Business

Simple Steps to Efficient Workforce Planning

You own and operate a company that is just now getting back to normal. You probably let most, if not all, of your employees go in March of this year. As a result, you can either call them all back, or choose to take steps to get better employees into better positions.

However, if you are going to do that, you will need to move quickly to replace some employees in the fastest and most efficient way possible. Some simple steps to efficient workforce planning can help.

Make Sure Your HR Personnel Are Aware of the Changes and Needs for New Employees

If you are inviting back all of your old HR staff, be sure to inform them that there will be some changes with employees and that new employees will be hired to fill those positions.

The HR employees will begin drawing up separation papers for the employees that will be let go and hiring documents for new recruits. The HR staff will have to be included in the new workforce planning stages too, if you expect everything to run smoothly.

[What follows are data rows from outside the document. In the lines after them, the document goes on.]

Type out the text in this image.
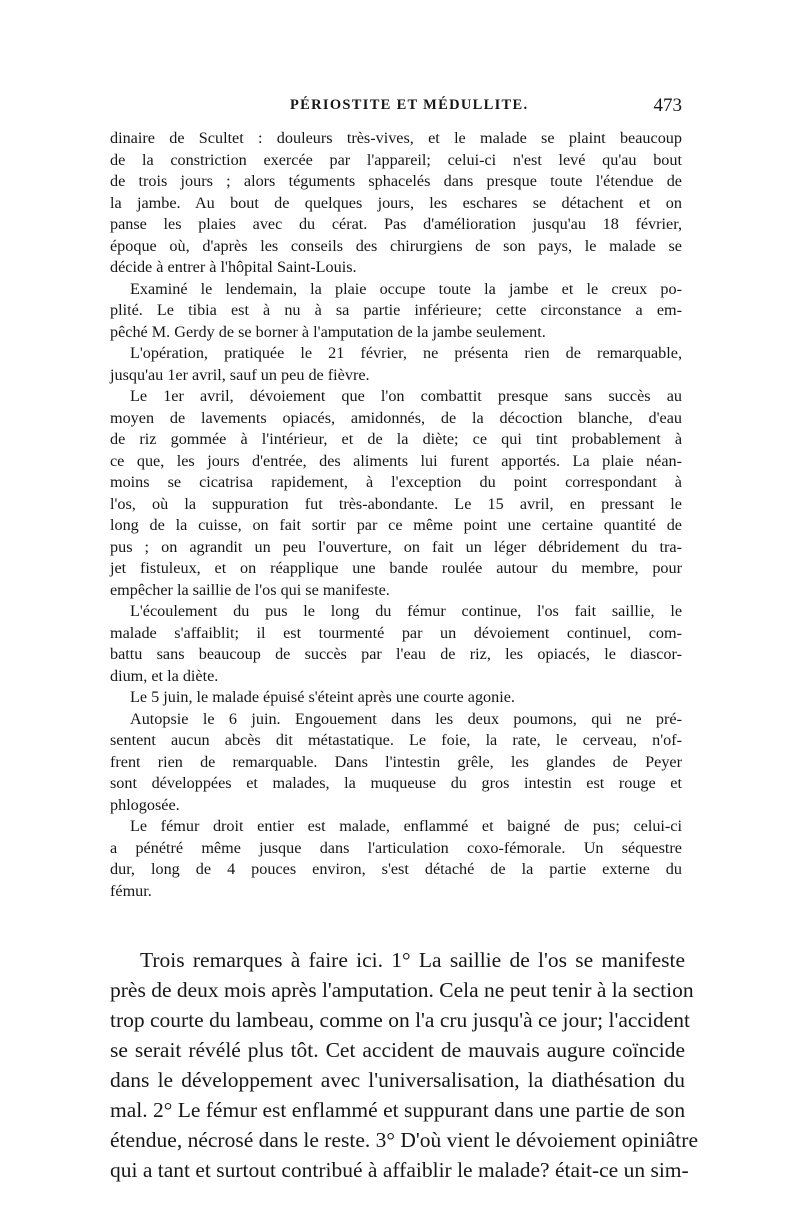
PÉRIOSTITE ET MÉDULLITE.	473
dinaire de Scultet : douleurs très-vives, et le malade se plaint beaucoup
de la constriction exercée par l'appareil; celui-ci n'est levé qu'au bout
de trois jours ; alors téguments sphacelés dans presque toute l'étendue de
la jambe. Au bout de quelques jours, les eschares se détachent et on
panse les plaies avec du cérat. Pas d'amélioration jusqu'au 18 février,
époque où, d'après les conseils des chirurgiens de son pays, le malade se
décide à entrer à l'hôpital Saint-Louis.
Examiné le lendemain, la plaie occupe toute la jambe et le creux po-
plité. Le tibia est à nu à sa partie inférieure; cette circonstance a em-
pêché M. Gerdy de se borner à l'amputation de la jambe seulement.
L'opération, pratiquée le 21 février, ne présenta rien de remarquable,
jusqu'au 1er avril, sauf un peu de fièvre.
Le 1er avril, dévoiement que l'on combattit presque sans succès au
moyen de lavements opiacés, amidonnés, de la décoction blanche, d'eau
de riz gommée à l'intérieur, et de la diète; ce qui tint probablement à
ce que, les jours d'entrée, des aliments lui furent apportés. La plaie néan-
moins se cicatrisa rapidement, à l'exception du point correspondant à
l'os, où la suppuration fut très-abondante. Le 15 avril, en pressant le
long de la cuisse, on fait sortir par ce même point une certaine quantité de
pus ; on agrandit un peu l'ouverture, on fait un léger débridement du tra-
jet fistuleux, et on réapplique une bande roulée autour du membre, pour
empêcher la saillie de l'os qui se manifeste.
L'écoulement du pus le long du fémur continue, l'os fait saillie, le
malade s'affaiblit; il est tourmenté par un dévoiement continuel, com-
battu sans beaucoup de succès par l'eau de riz, les opiacés, le diascor-
dium, et la diète.
Le 5 juin, le malade épuisé s'éteint après une courte agonie.
Autopsie le 6 juin. Engouement dans les deux poumons, qui ne pré-
sentent aucun abcès dit métastatique. Le foie, la rate, le cerveau, n'of-
frent rien de remarquable. Dans l'intestin grêle, les glandes de Peyer
sont développées et malades, la muqueuse du gros intestin est rouge et
phlogosée.
Le fémur droit entier est malade, enflammé et baigné de pus; celui-ci
a pénétré même jusque dans l'articulation coxo-fémorale. Un séquestre
dur, long de 4 pouces environ, s'est détaché de la partie externe du
fémur.
Trois remarques à faire ici. 1° La saillie de l'os se manifeste
près de deux mois après l'amputation. Cela ne peut tenir à la section
trop courte du lambeau, comme on l'a cru jusqu'à ce jour; l'accident
se serait révélé plus tôt. Cet accident de mauvais augure coïncide
dans le développement avec l'universalisation, la diathésation du
mal. 2° Le fémur est enflammé et suppurant dans une partie de son
étendue, nécrosé dans le reste. 3° D'où vient le dévoiement opiniâtre
qui a tant et surtout contribué à affaiblir le malade? était-ce un sim-
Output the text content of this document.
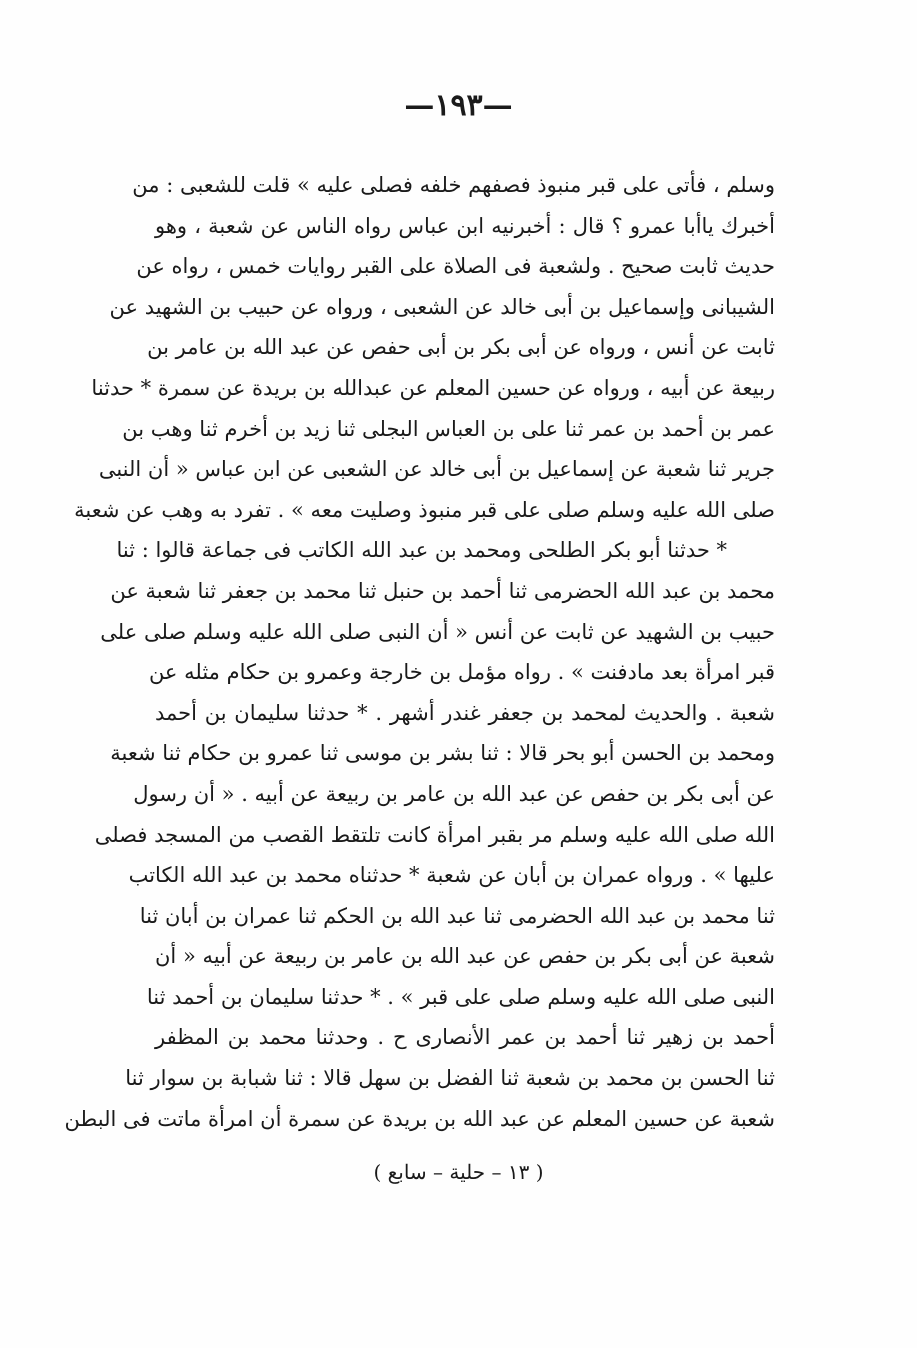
—١٩٣—
وسلم ، فأتى على قبر منبوذ فصفهم خلفه فصلى عليه » قلت للشعبى : من
أخبرك ياأبا عمرو ؟ قال : أخبرنيه ابن عباس رواه الناس عن شعبة ، وهو
حديث ثابت صحيح . ولشعبة فى الصلاة على القبر روايات خمس ، رواه عن
الشيبانى وإسماعيل بن أبى خالد عن الشعبى ، ورواه عن حبيب بن الشهيد عن
ثابت عن أنس ، ورواه عن أبى بكر بن أبى حفص عن عبد الله بن عامر بن
ربيعة عن أبيه ، ورواه عن حسين المعلم عن عبدالله بن بريدة عن سمرة * حدثنا
عمر بن أحمد بن عمر ثنا على بن العباس البجلى ثنا زيد بن أخرم ثنا وهب بن
جرير ثنا شعبة عن إسماعيل بن أبى خالد عن الشعبى عن ابن عباس « أن النبى
صلى الله عليه وسلم صلى على قبر منبوذ وصليت معه » . تفرد به وهب عن شعبة
* حدثنا أبو بكر الطلحى ومحمد بن عبد الله الكاتب فى جماعة قالوا : ثنا
محمد بن عبد الله الحضرمى ثنا أحمد بن حنبل ثنا محمد بن جعفر ثنا شعبة عن
حبيب بن الشهيد عن ثابت عن أنس « أن النبى صلى الله عليه وسلم صلى على
قبر امرأة بعد مادفنت » . رواه مؤمل بن خارجة وعمرو بن حكام مثله عن
شعبة . والحديث لمحمد بن جعفر غندر أشهر . * حدثنا سليمان بن أحمد
ومحمد بن الحسن أبو بحر قالا : ثنا بشر بن موسى ثنا عمرو بن حكام ثنا شعبة
عن أبى بكر بن حفص عن عبد الله بن عامر بن ربيعة عن أبيه . « أن رسول
الله صلى الله عليه وسلم مر بقبر امرأة كانت تلتقط القصب من المسجد فصلى
عليها » . ورواه عمران بن أبان عن شعبة * حدثناه محمد بن عبد الله الكاتب
ثنا محمد بن عبد الله الحضرمى ثنا عبد الله بن الحكم ثنا عمران بن أبان ثنا
شعبة عن أبى بكر بن حفص عن عبد الله بن عامر بن ربيعة عن أبيه « أن
النبى صلى الله عليه وسلم صلى على قبر » . * حدثنا سليمان بن أحمد ثنا
أحمد بن زهير ثنا أحمد بن عمر الأنصارى ح . وحدثنا محمد بن المظفر
ثنا الحسن بن محمد بن شعبة ثنا الفضل بن سهل قالا : ثنا شبابة بن سوار ثنا
شعبة عن حسين المعلم عن عبد الله بن بريدة عن سمرة أن امرأة ماتت فى البطن
( ١٣ – حلية – سابع )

The Five Steps to Efficient Workforce Planning

Once your HR staff have been apprised of the situation for people returning to work at the office versus those you will let go, everyone needs to be on the same page with the workforce plan. This includes all executive level staff and office support staff, if applicable.

The steps include:

1. Assess Your Company’s Employment Needs

What are your future projected needs to meet adequate workforce goals? Are you going to need to replace twenty employees and add another forty in the next six months, or do you need more or less that number?

Your executives should be creating the business plan that stipulates exactly what you need in terms of employee new hires and employee replacements.

2. Identify Areas of Weakness and Turnover Issues

Every company has a weak area and an area where there is a constant turnover in staff/employees. Knowing where these areas are and how to plan for the shortage of employees in advance helps prevent workflow “pauses.”

3. Create a Plan of Action

What are you going to do about the problems in the previous two steps? Being prepared is not enough if you are not ready to execute a plan to make a bad situation better.

Here is where your HR staff and your executives all need to be on the same page with you and know exactly what you want them and expect them to do in the event you are not present to execute the action plan.

4. Everyone Has a Job to Do, and Should Do It

At this point, everyone should have been assigned part of the action plan and know exactly what their part is, when to execute that part of the plan, and how much it will cost to execute their part of the plan when the time is right.

You should have everything planned out so expertly well that you could easily take a vacation and feel comfortable about every employee doing exactly what you need them to do. This includes all of your new hires and replacement employees too.

5. When You Finally Execute the Plan, Assess

The best-made plans still need an assessment once they have been executed. Every new employee, every replacement employee, every project and every dollar should be monitored, examined, and if need be, tweak the plan.

You want a well-oiled company machine, you have to check its gears for adequate oil, metaphorically speaking.

Don’t Forget Deadlines

Deadlines keep a company moving forward. You cannot have efficient workforce planning if you do not make and keep deadlines. Every step of the planning should have a deadline, especially if you are just starting to reopen for business and need to speed things up to keep your company from collapsing completely.

Those deadlines are probably going to look like two weeks to a month or less for each step or stage. Be really strict and forceful about the deadlines so that you and the employees you want to keep/retain will be successful in your near future and not-so-near future endeavors.